Hi,
ich habe eine schwerstbehinderte Tochter und kann auf grund dessen nicht arbeiten, obwohl ich will, aber sobalt der Arbeitgeber das von meiner Tochter erfährt winkt er ab, könnte ja zu oft fehlen. Nun meine Frage... ich habe einen Renault Espace, brauche das große Auto wegen dem Rehabuggy meiner Tochter da ich den nicht zusammen klappen kann. Nun ist mein Auto defekt, Anlasser und Lichtmaschine hinüber, habe schon mit meinem Mechaniker geredet, wegen Ratenzahlung, ist auch damit einverstanden, nur die Ersatzteile müsste ich sofort bezahlen, aber das währen weit über 500 €, und da ich Hartz IV Empfängerin bin ist das ein ding der unmöglichkeit. Kredit bekomm ich auch keinen, ebenso wenig einen Dispo. Kann ich bei einer Sozialstation oder bei der Caritas sowas wie einen Kredit beantragen den ich in kleinen Raten zurückzahlen kann? Bitte nur ernst gemeinde Ratschläge.
Danke
Stefie

Frag mal beim Amt, da du das Auto ja nicht hast weils dir grad Spaß macht. Ansonsten gibt es immer wieder Stiftungen die in solchen Fällen einspringen. Frag mal bei Caritas, AWO oder ähnlichem nach, die kennen da vielleicht was. Oft kennt sich auf der Sozialdienst der Schulen für Behinderte aus. Wie alt ist den deine Tochter? Ich frage deshalb, weil ich immer dafür plädiere, dass die Kids so schnell wie möglich einen Rollstuhl bekommen. Wenn du dazu noch Fragen hast melde dich doch bei mir. Würde mich freuen.

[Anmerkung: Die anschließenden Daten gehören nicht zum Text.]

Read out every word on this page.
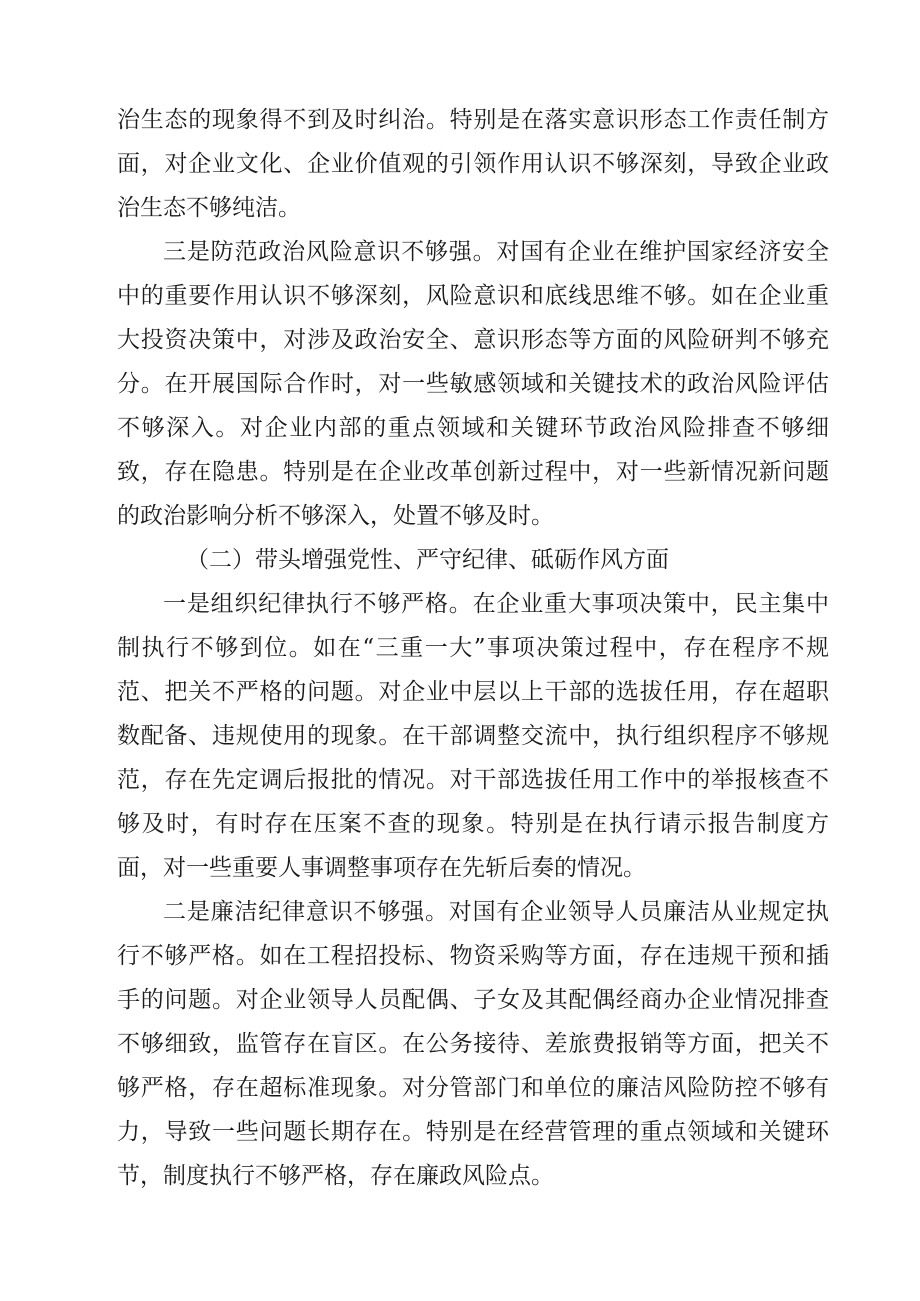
治生态的现象得不到及时纠治。特别是在落实意识形态工作责任制方面，对企业文化、企业价值观的引领作用认识不够深刻，导致企业政治生态不够纯洁。

三是防范政治风险意识不够强。对国有企业在维护国家经济安全中的重要作用认识不够深刻，风险意识和底线思维不够。如在企业重大投资决策中，对涉及政治安全、意识形态等方面的风险研判不够充分。在开展国际合作时，对一些敏感领域和关键技术的政治风险评估不够深入。对企业内部的重点领域和关键环节政治风险排查不够细致，存在隐患。特别是在企业改革创新过程中，对一些新情况新问题的政治影响分析不够深入，处置不够及时。

（二）带头增强党性、严守纪律、砥砺作风方面

一是组织纪律执行不够严格。在企业重大事项决策中，民主集中制执行不够到位。如在“三重一大”事项决策过程中，存在程序不规范、把关不严格的问题。对企业中层以上干部的选拔任用，存在超职数配备、违规使用的现象。在干部调整交流中，执行组织程序不够规范，存在先定调后报批的情况。对干部选拔任用工作中的举报核查不够及时，有时存在压案不查的现象。特别是在执行请示报告制度方面，对一些重要人事调整事项存在先斩后奏的情况。

二是廉洁纪律意识不够强。对国有企业领导人员廉洁从业规定执行不够严格。如在工程招投标、物资采购等方面，存在违规干预和插手的问题。对企业领导人员配偶、子女及其配偶经商办企业情况排查不够细致，监管存在盲区。在公务接待、差旅费报销等方面，把关不够严格，存在超标准现象。对分管部门和单位的廉洁风险防控不够有力，导致一些问题长期存在。特别是在经营管理的重点领域和关键环节，制度执行不够严格，存在廉政风险点。
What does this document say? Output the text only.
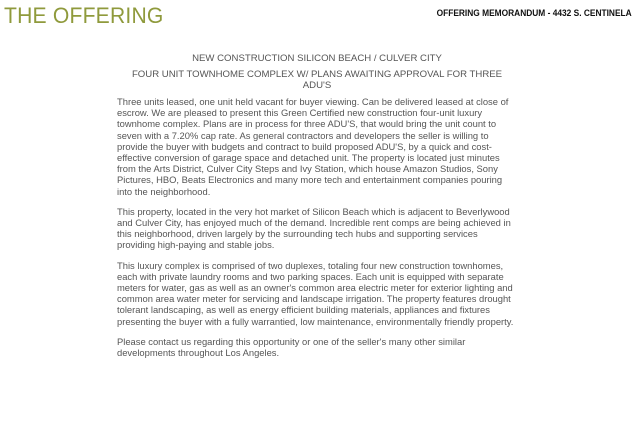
THE OFFERING	OFFERING MEMORANDUM - 4432 S. CENTINELA
NEW CONSTRUCTION SILICON BEACH / CULVER CITY
FOUR UNIT TOWNHOME COMPLEX W/ PLANS AWAITING APPROVAL FOR THREE ADU'S
Three units leased, one unit held vacant for buyer viewing. Can be delivered leased at close of escrow. We are pleased to present this Green Certified new construction four-unit luxury townhome complex. Plans are in process for three ADU'S, that would bring the unit count to seven with a 7.20% cap rate. As general contractors and developers the seller is willing to provide the buyer with budgets and contract to build proposed ADU'S, by a quick and cost-effective conversion of garage space and detached unit. The property is located just minutes from the Arts District, Culver City Steps and Ivy Station, which house Amazon Studios, Sony Pictures, HBO, Beats Electronics and many more tech and entertainment companies pouring into the neighborhood.
This property, located in the very hot market of Silicon Beach which is adjacent to Beverlywood and Culver City, has enjoyed much of the demand. Incredible rent comps are being achieved in this neighborhood, driven largely by the surrounding tech hubs and supporting services providing high-paying and stable jobs.
This luxury complex is comprised of two duplexes, totaling four new construction townhomes, each with private laundry rooms and two parking spaces. Each unit is equipped with separate meters for water, gas as well as an owner's common area electric meter for exterior lighting and common area water meter for servicing and landscape irrigation. The property features drought tolerant landscaping, as well as energy efficient building materials, appliances and fixtures presenting the buyer with a fully warrantied, low maintenance, environmentally friendly property.
Please contact us regarding this opportunity or one of the seller's many other similar developments throughout Los Angeles.
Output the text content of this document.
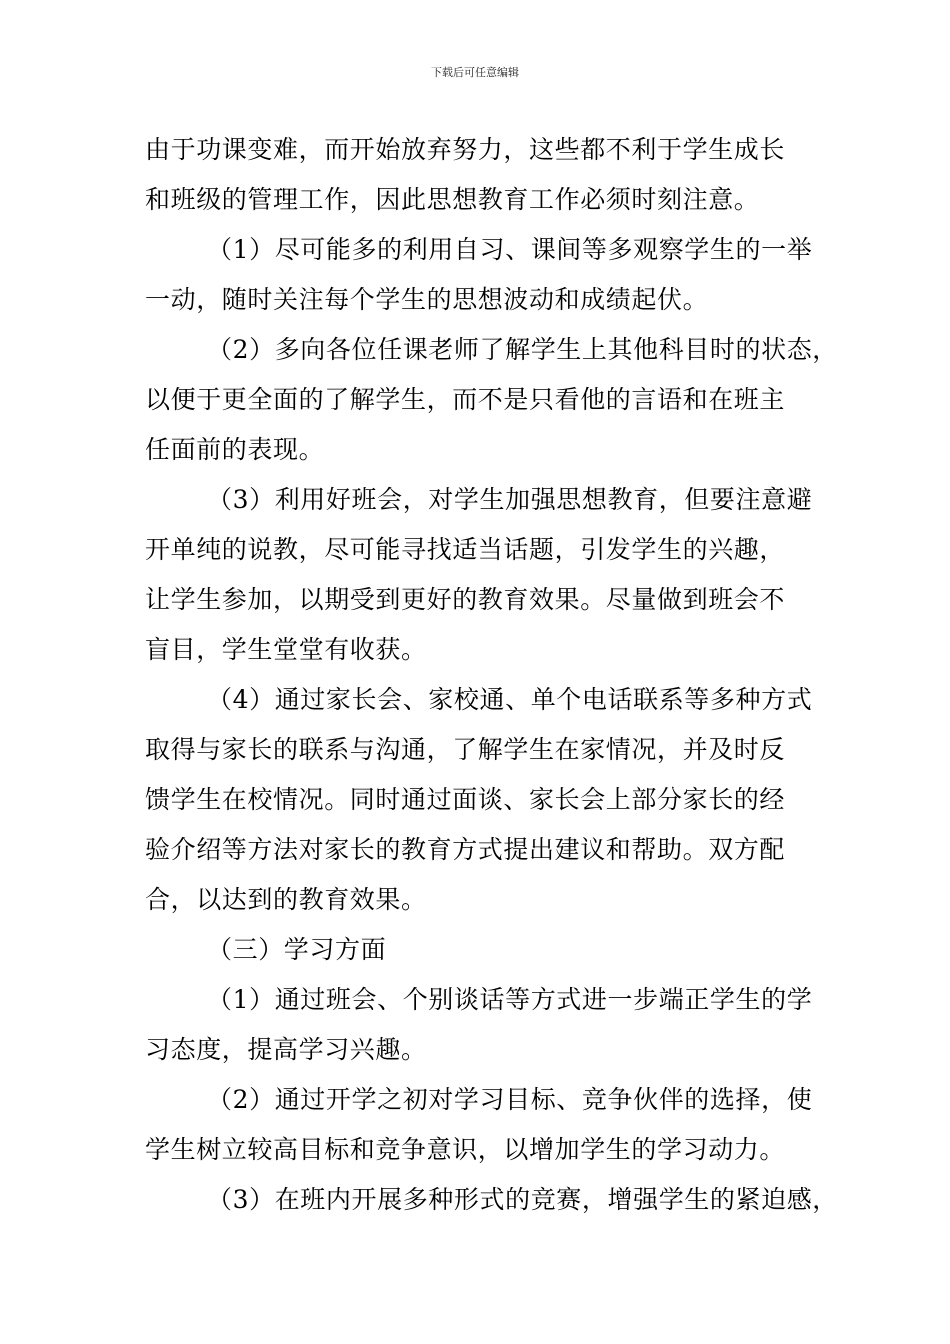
下载后可任意编辑

由于功课变难，而开始放弃努力，这些都不利于学生成长
和班级的管理工作，因此思想教育工作必须时刻注意。

（1）尽可能多的利用自习、课间等多观察学生的一举
一动，随时关注每个学生的思想波动和成绩起伏。

（2）多向各位任课老师了解学生上其他科目时的状态，
以便于更全面的了解学生，而不是只看他的言语和在班主
任面前的表现。

（3）利用好班会，对学生加强思想教育，但要注意避
开单纯的说教，尽可能寻找适当话题，引发学生的兴趣，
让学生参加，以期受到更好的教育效果。尽量做到班会不
盲目，学生堂堂有收获。

（4）通过家长会、家校通、单个电话联系等多种方式
取得与家长的联系与沟通，了解学生在家情况，并及时反
馈学生在校情况。同时通过面谈、家长会上部分家长的经
验介绍等方法对家长的教育方式提出建议和帮助。双方配
合，以达到的教育效果。

（三）学习方面

（1）通过班会、个别谈话等方式进一步端正学生的学
习态度，提高学习兴趣。

（2）通过开学之初对学习目标、竞争伙伴的选择，使
学生树立较高目标和竞争意识，以增加学生的学习动力。

（3）在班内开展多种形式的竞赛，增强学生的紧迫感，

hat super geklappt mit der caritas, antrag wird dienstag gestellt, freu mich wie verrückt
meine Tochter ist 7 jahre alt, aber rollstuhl ist nichts für sie weil sie eine Wirbelsäulen C-Stellung hat und eine angepasste rückenlehne braucht. Hab mal an unsere Caritas geschrieben per Email, mal sehn was die antworten
Ich hoffe für dich, dass du das mit dem Auto gut und schnell hinbekommen kannst. Sonst könnt ihr euch ja gar nicht mehr wegbewegen, ich weiß wie angebunden man manchmal mit einem nicht so mobilen Kind sein kann. Aber noch mal zurück auf den Rollstuhl. Es wäre doch kein Beinbruch wenn sie eine angepasste Rückenschale bräuchte. Ein Rollstuhl hat einfach immer den Vorteil, dass die Kinder viel besser an dem Leben um sie teilnehmen können. Sie sitzen viel aufrechter und freier als im Buggy und sehen was um sie vorgeht. Außerdem gibt man ihnen die (bei manchen Kindern auch kleine) Chance sich selbststädnig fortzubewegen. Das unterstützt einfach die Bewegungefreude und die Experimetierfreude der Kleine, die so wichtig für die Entwicklung der Kleinen sind. Ich arbeite jetzt schon seit Jahren mit Körperbehinderten Kindern vom Kindergarten bis ca. 18 Jahren. Jede Chance der eigenen Bewegung ohne Hilfe von Personen ist für die Kleinen einfach Gold wert selbst wenn sie auch geistig beeinträchtigt sein sollten.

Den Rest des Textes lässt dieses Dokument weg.